Santana Marcos V S, Silva-Jr Floriano P
LaBECFar-Laboratório de Bioquímica Experimental e Computacional de Fármacos, Instituto Oswaldo Cruz, Fundação Oswaldo Cruz, Rio de Janeiro, RJ, 21040-900, Brazil.
BMC Chem. 2021 Feb 2;15(1):8. doi: 10.1186/s13065-021-00737-2.
The global pandemic of coronavirus disease (COVID-19) caused by SARS-CoV-2 (severe acute respiratory syndrome coronavirus 2) created a rush to discover drug candidates. Despite the efforts, so far no vaccine or drug has been approved for treatment. Artificial intelligence offers solutions that could accelerate the discovery and optimization of new antivirals, especially in the current scenario dominated by the scarcity of compounds active against SARS-CoV-2. The main protease (M) of SARS-CoV-2 is an attractive target for drug discovery due to the absence in humans and the essential role in viral replication. In this work, we developed a deep learning platform for de novo design of putative inhibitors of SARS-CoV-2 main protease (M). Our methodology consists of 3 main steps: (1) training and validation of general chemistry-based generative model; (2) fine-tuning of the generative model for the chemical space of SARS-CoV- M inhibitors and (3) training of a classifier for bioactivity prediction using transfer learning. The fine-tuned chemical model generated > 90% valid, diverse and novel (not present on the training set) structures. The generated molecules showed a good overlap with M chemical space, displaying similar physicochemical properties and chemical structures. In addition, novel scaffolds were also generated, showing the potential to explore new chemical series. The classification model outperformed the baseline area under the precision-recall curve, showing it can be used for prediction. In addition, the model also outperformed the freely available model Chemprop on an external test set of fragments screened against SARS-CoV-2 Mpro, showing its potential to identify putative antivirals to tackle the COVID-19 pandemic. Finally, among the top-20 predicted hits, we identified nine hits via molecular docking displaying binding poses and interactions similar to experimentally validated inhibitors.

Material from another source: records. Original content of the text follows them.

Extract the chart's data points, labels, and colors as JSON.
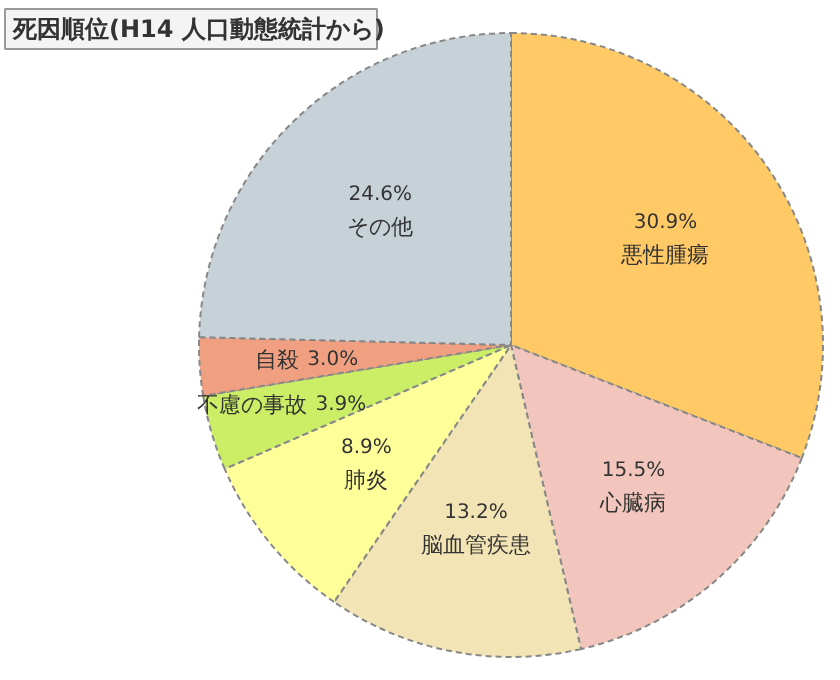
{
  "chart_data": {
    "type": "pie",
    "title": "死因順位(H14 人口動態統計から)",
    "categories": [
      "悪性腫瘍",
      "心臓病",
      "脳血管疾患",
      "肺炎",
      "不慮の事故",
      "自殺",
      "その他"
    ],
    "values": [
      30.9,
      15.5,
      13.2,
      8.9,
      3.9,
      3.0,
      24.6
    ],
    "colors": [
      "#ffc966",
      "#f2c6bc",
      "#f2e4b4",
      "#ffff99",
      "#ccee66",
      "#f0a080",
      "#c6d1d8"
    ],
    "value_labels": [
      "30.9%",
      "15.5%",
      "13.2%",
      "8.9%",
      "3.9%",
      "3.0%",
      "24.6%"
    ]
  }
}
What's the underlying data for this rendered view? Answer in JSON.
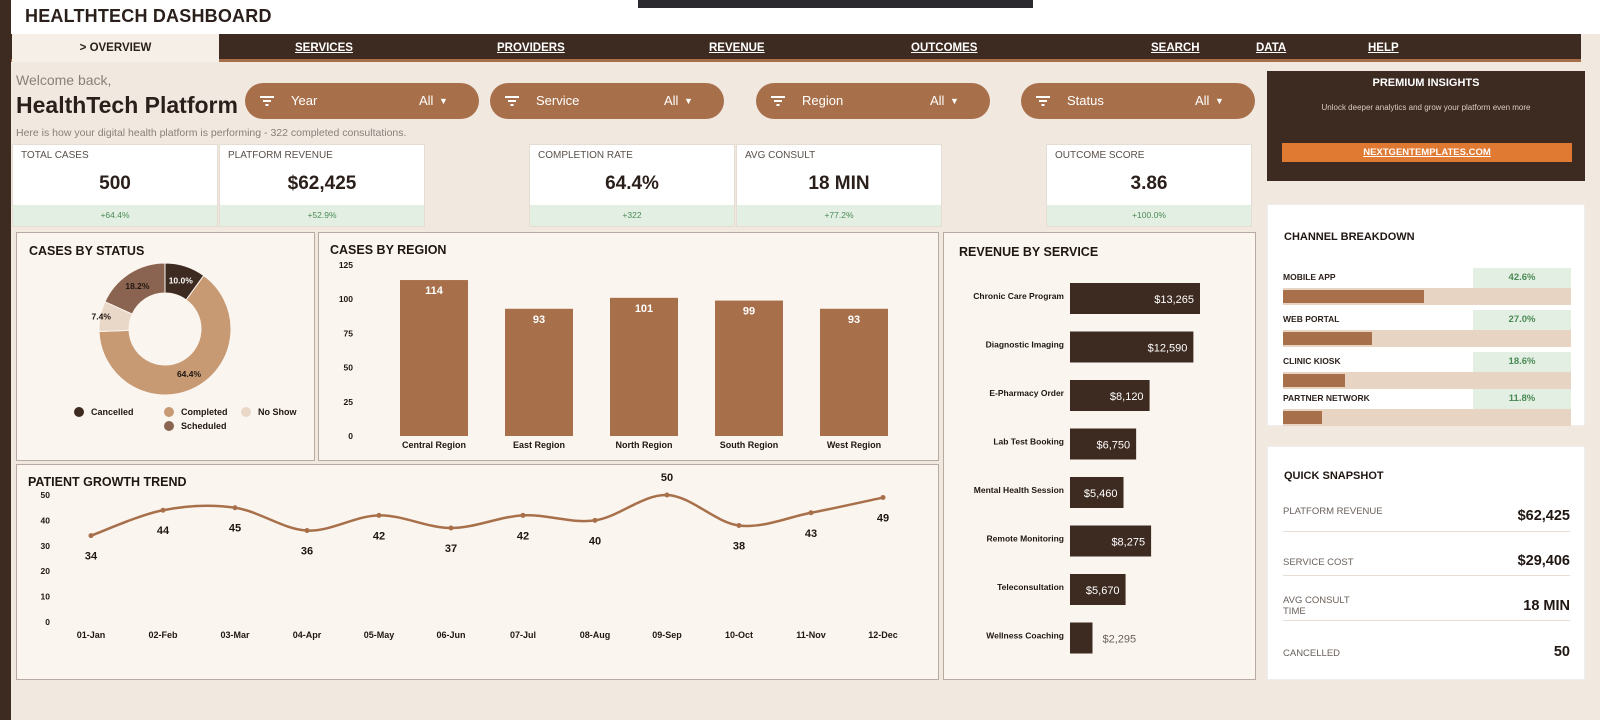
{
  "app": {
    "title": "HEALTHTECH DASHBOARD"
  },
  "nav": {
    "items": [
      "> OVERVIEW",
      "SERVICES",
      "PROVIDERS",
      "REVENUE",
      "OUTCOMES",
      "SEARCH",
      "DATA",
      "HELP"
    ],
    "active": 0
  },
  "header": {
    "welcome": "Welcome back,",
    "platform": "HealthTech Platform",
    "subtitle": "Here is how your digital health platform is performing  -  322 completed consultations."
  },
  "filters": [
    {
      "label": "Year",
      "value": "All"
    },
    {
      "label": "Service",
      "value": "All"
    },
    {
      "label": "Region",
      "value": "All"
    },
    {
      "label": "Status",
      "value": "All"
    }
  ],
  "kpis": [
    {
      "label": "TOTAL CASES",
      "value": "500",
      "change": "+64.4%"
    },
    {
      "label": "PLATFORM REVENUE",
      "value": "$62,425",
      "change": "+52.9%"
    },
    {
      "label": "COMPLETION RATE",
      "value": "64.4%",
      "change": "+322"
    },
    {
      "label": "AVG CONSULT",
      "value": "18 MIN",
      "change": "+77.2%"
    },
    {
      "label": "OUTCOME SCORE",
      "value": "3.86",
      "change": "+100.0%"
    }
  ],
  "premium": {
    "title": "PREMIUM INSIGHTS",
    "subtitle": "Unlock deeper analytics and grow your platform even more",
    "button": "NEXTGENTEMPLATES.COM"
  },
  "channel": {
    "title": "CHANNEL BREAKDOWN",
    "items": [
      {
        "label": "MOBILE APP",
        "pct": "42.6%",
        "value": 42.6
      },
      {
        "label": "WEB PORTAL",
        "pct": "27.0%",
        "value": 27.0
      },
      {
        "label": "CLINIC KIOSK",
        "pct": "18.6%",
        "value": 18.6
      },
      {
        "label": "PARTNER NETWORK",
        "pct": "11.8%",
        "value": 11.8
      }
    ]
  },
  "snapshot": {
    "title": "QUICK SNAPSHOT",
    "rows": [
      {
        "label": "PLATFORM REVENUE",
        "value": "$62,425"
      },
      {
        "label": "SERVICE COST",
        "value": "$29,406"
      },
      {
        "label": "AVG CONSULT TIME",
        "value": "18 MIN"
      },
      {
        "label": "CANCELLED",
        "value": "50"
      }
    ]
  },
  "colors": {
    "dark": "#3d2a20",
    "accent": "#a8704a",
    "light": "#c79a74",
    "pale": "#e9d8c8",
    "bg": "#f1e8e0",
    "cta": "#e07a32",
    "positive": "#4a8a56"
  },
  "chart_data": [
    {
      "type": "pie",
      "title": "CASES BY STATUS",
      "categories": [
        "Cancelled",
        "Completed",
        "No Show",
        "Scheduled"
      ],
      "values": [
        10.0,
        64.4,
        7.4,
        18.2
      ],
      "labels": [
        "10.0%",
        "64.4%",
        "7.4%",
        "18.2%"
      ],
      "colors": [
        "#3d2a20",
        "#c79a74",
        "#e9d8c8",
        "#8a6450"
      ],
      "legend": "bottom"
    },
    {
      "type": "bar",
      "title": "CASES BY REGION",
      "categories": [
        "Central Region",
        "East Region",
        "North Region",
        "South Region",
        "West Region"
      ],
      "values": [
        114,
        93,
        101,
        99,
        93
      ],
      "ylim": [
        0,
        125
      ],
      "yticks": [
        0,
        25,
        50,
        75,
        100,
        125
      ]
    },
    {
      "type": "bar",
      "orientation": "horizontal",
      "title": "REVENUE BY SERVICE",
      "categories": [
        "Chronic Care Program",
        "Diagnostic Imaging",
        "E-Pharmacy Order",
        "Lab Test Booking",
        "Mental Health Session",
        "Remote Monitoring",
        "Teleconsultation",
        "Wellness Coaching"
      ],
      "values": [
        13265,
        12590,
        8120,
        6750,
        5460,
        8275,
        5670,
        2295
      ],
      "labels": [
        "$13,265",
        "$12,590",
        "$8,120",
        "$6,750",
        "$5,460",
        "$8,275",
        "$5,670",
        "$2,295"
      ]
    },
    {
      "type": "line",
      "title": "PATIENT GROWTH TREND",
      "x": [
        "01-Jan",
        "02-Feb",
        "03-Mar",
        "04-Apr",
        "05-May",
        "06-Jun",
        "07-Jul",
        "08-Aug",
        "09-Sep",
        "10-Oct",
        "11-Nov",
        "12-Dec"
      ],
      "values": [
        34,
        44,
        45,
        36,
        42,
        37,
        42,
        40,
        50,
        38,
        43,
        49
      ],
      "ylim": [
        0,
        50
      ],
      "yticks": [
        0,
        10,
        20,
        30,
        40,
        50
      ]
    }
  ]
}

由严重急性呼吸综合征冠状病毒2(SARS-CoV-2)引起的冠状病毒病(COVID-19)全球大流行引发了对候选药物的竞相探索。尽管付出了诸多努力,但迄今为止尚无疫苗或药物获批用于治疗。人工智能提供了一些解决方案,可加速新型抗病毒药物的发现和优化,尤其是在当前以针对SARS-CoV-2的活性化合物稀缺为主导的情况下。SARS-CoV-2的主要蛋白酶(M)是药物发现的一个有吸引力的靶点,因为人类体内不存在该蛋白酶,且它在病毒复制中起着至关重要的作用。在这项工作中,我们开发了一个深度学习平台,用于从头设计SARS-CoV-2主要蛋白酶(M)的假定抑制剂。我们的方法包括3个主要步骤:(1)基于通用化学的生成模型的训练和验证;(2)针对SARS-CoV-M抑制剂的化学空间对生成模型进行微调;(3)使用迁移学习训练用于生物活性预测的分类器。经过微调的化学模型生成了超过90%有效的、多样的和新颖的(未出现在训练集中)结构。生成的分子与M的化学空间有很好的重叠,显示出相似的物理化学性质和化学结构。此外,还生成了新型骨架,显示出探索新化学系列的潜力。分类模型在精确召回曲线下的面积优于基线,表明它可用于预测。此外,在针对SARS-CoV-2 Mpro筛选的片段外部测试集上,该模型也优于免费可用的Chemprop模型,显示出其识别假定抗病毒药物以应对COVID-19大流行的潜力。最后,在排名前20的预测命中物中,我们通过分子对接确定了9个命中物,它们显示出与经实验验证的抑制剂相似的结合姿态和相互作用。